Military Appeals Court Rejects Effort by Press to Bring Transparency to Bradley Manning’s Court Martial
A military appeals court has decided journalists and media organizations in a lawsuit being brought by the Center for Constitutional Rights (CCR) do not have standing to challenge the lack of access to court records in the court martial of Pfc. Bradley Manning, the soldier being prosecuted by the military for disclosing information to WikiLeaks.
For over a year now, a group, including this journalist, has been pushing for access to court records in the case. The decision is disappointing because it means the United States military will be able to, at their discretion, continue to effectively court-martial not just Manning but all soldiers behind a veil of secrecy.
The Court of Appeals of the Armed Forces (CAAF) found in its 3-2 decision that because Manning himself declined to join the litigation the court was being asked to “adjudicate what amounts to a civil action, maintained by persons who are strangers to the court-martial, asking for relief–expedited access to certain documents–that has no bearing on any findings and sentence that may eventually be adjudged by the court-martial.”
It also effectively concluded the military judge did not have control over the cases he or she is hearing and cannot make decisions on whether to make records in court martial proceedings available to the press and public. It did not side with the government but did not negate the government’s theory that the Judge Advocate General’s office has the authority to release records and any challenge against secrecy should be brought in an Article III court.
One of the judges, who wrote a dissenting opinion, appropriately pointed out in response to this that the judge, Army Col. Denise Lind, appears to be confused about her authority. In the same motion hearing on April 24, 2012, where she ruled the court could not grant the press access to court records, she “approved the publication of defense motions, pursuant to an agreement with the government, on a defense website.”
Later, in the dissenting opinion:
The fact of the matter is there is no rule that states that the documents, filings, evidence, and record transcripts created during an ongoing court-martial do not fall under the authority given to the military judge to exercise control over the court martial and ensure public access to the proceedings. If the plain language of R.C.M. 801 [a military rule] does not expressly provide the authority to control the documents created during the courtmartial process, then surely the rule implies that every military judge has the authority to regulate the release of those documents.
The other dissenting opinion written found a deeper fault in the ruling: the ruling would not only make it harder for the press and public to challenge access in court martial proceedings but it would have a negative impact on the accused’s ability to “review issues of public access.”
CCR’s Shayana Kadidal, who argued the case, reacted, “Today’s decision flies in the face of decades of First Amendment rulings in the federal courts that hold that openness affects outcome – that the accuracy of court proceedings depends on their being open.” He added, “Bradley Manning’s trial will now take place under conditions where journalists and the public will be unable as a practical matter to follow what is going on in the courtroom. That ensures that any verdict will be fundamentally unfair, and will generate needless appeals afterwards if he is convicted.”

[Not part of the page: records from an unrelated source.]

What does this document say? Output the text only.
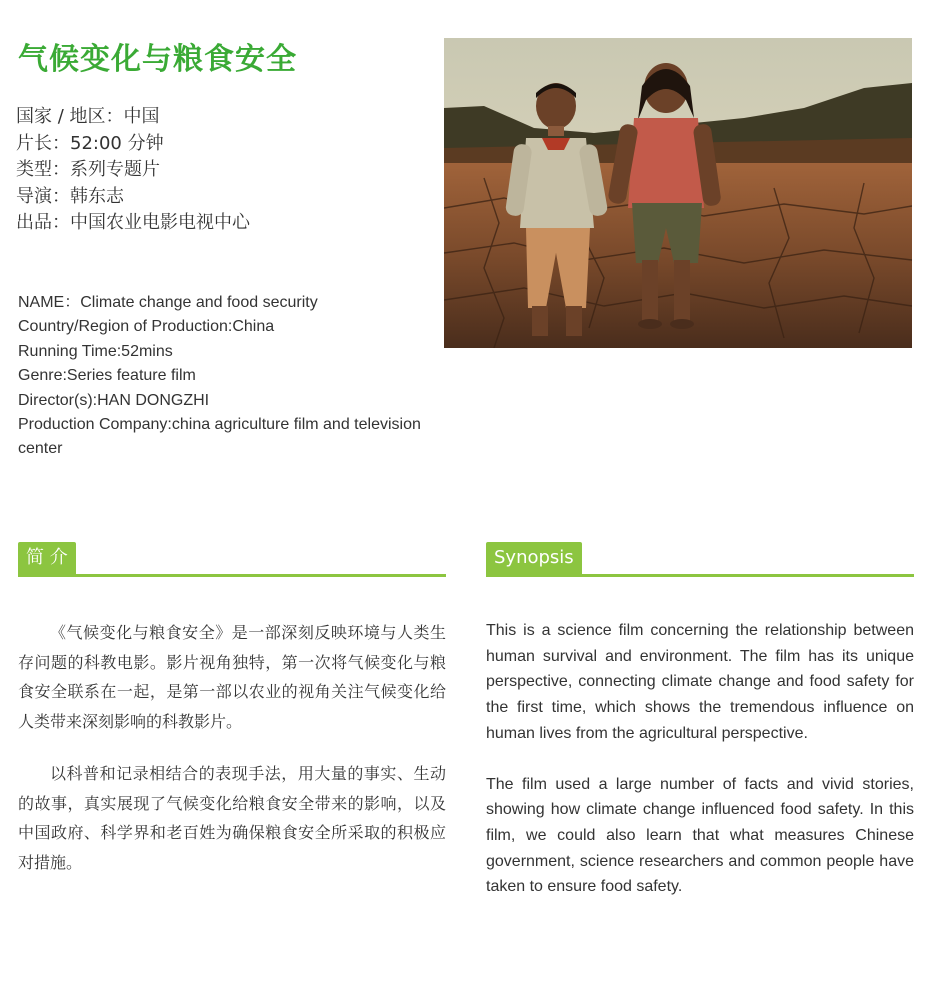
气候变化与粮食安全
国家 / 地区：中国
片长：52:00 分钟
类型：系列专题片
导演：韩东志
出品：中国农业电影电视中心
NAME：Climate change and food security
Country/Region of Production:China
Running Time:52mins
Genre:Series feature film
Director(s):HAN DONGZHI
Production Company:china agriculture film and television center
简 介	Synopsis

《气候变化与粮食安全》是一部深刻反映环境与人类生存问题的科教电影。影片视角独特，第一次将气候变化与粮食安全联系在一起，是第一部以农业的视角关注气候变化给人类带来深刻影响的科教影片。

以科普和记录相结合的表现手法，用大量的事实、生动的故事，真实展现了气候变化给粮食安全带来的影响，以及中国政府、科学界和老百姓为确保粮食安全所采取的积极应对措施。

This is a science film concerning the relationship between human survival and environment. The film has its unique perspective, connecting climate change and food safety for the first time, which shows the tremendous influence on human lives from the agricultural perspective.

The film used a large number of facts and vivid stories, showing how climate change influenced food safety. In this film, we could also learn that what measures Chinese government, science researchers and common people have taken to ensure food safety.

Last week, during Manning’s most recent hearing, the Army took the unusual step of disclosing two rulings the judge had issued. A military expert there to take questions from the press handed out physical copies to reporters. It was unprecedented, but the expert said the rulings were “pretty procedural” and required very minimal redaction.
Since the final week of February, over 80 court orders and rulings have been available to press in a “Freedom of Information Act (FOIA) Reading Room.” There are well over 500 records that the press should be able to access, including government and defense motions. But, the Army is applying FOIA rules for exemptions or redactions to documents that in many cases the judge is reading in their entirety in an open courtroom. The records that require extensive review are not being made available to the public.
This is the public. Two of the most critical rulings on Manning’s confinement at the Marine Corps Base Quantico brig and whether his speedy trial rights were violated have not been released. Each of these rulings took over an hour to read. Reporters had to struggle to keep up with the judge as she read each word somewhere around a rate of 180 words per minute. There are aspects of both rulings that have gone unreported or underreported because they were dense and hard to follow as the judge read them into the record (so the Army could get away with not making them available to the public).
In conclusion, the military appeals court has only made the problem of public access in court martial proceedings and the ability to push for a remedy in military courts worse. Not only has the court entirely rebuffed the attempt of press behind this lawsuit but they have no recklessly created a decision the military can cite deny soldiers the ability to challenge lack of public access in proceedings.
Worse, processes under the Freedom of Information Act and the Army’s arbitrary discretion over what records to release and what not to release will continue to determine what little bit of transparency there is in the proceedings so those who cannot attend Manning’s court martial can know what’s going on. The First Amendment will not be a rule and, as a result, press freedom will continue to suffer as it did when the government was maintaining this kind of secrecy around Guantanamo military commission proceedings.
The government now publishes transcripts, motions and rulings from the military commissions. So, to restate what’s been written before: that means 9/11 terror suspects have more transparency in their trials than military soldiers and the military can exact a level of control over records in court martial cases that should be impermissible.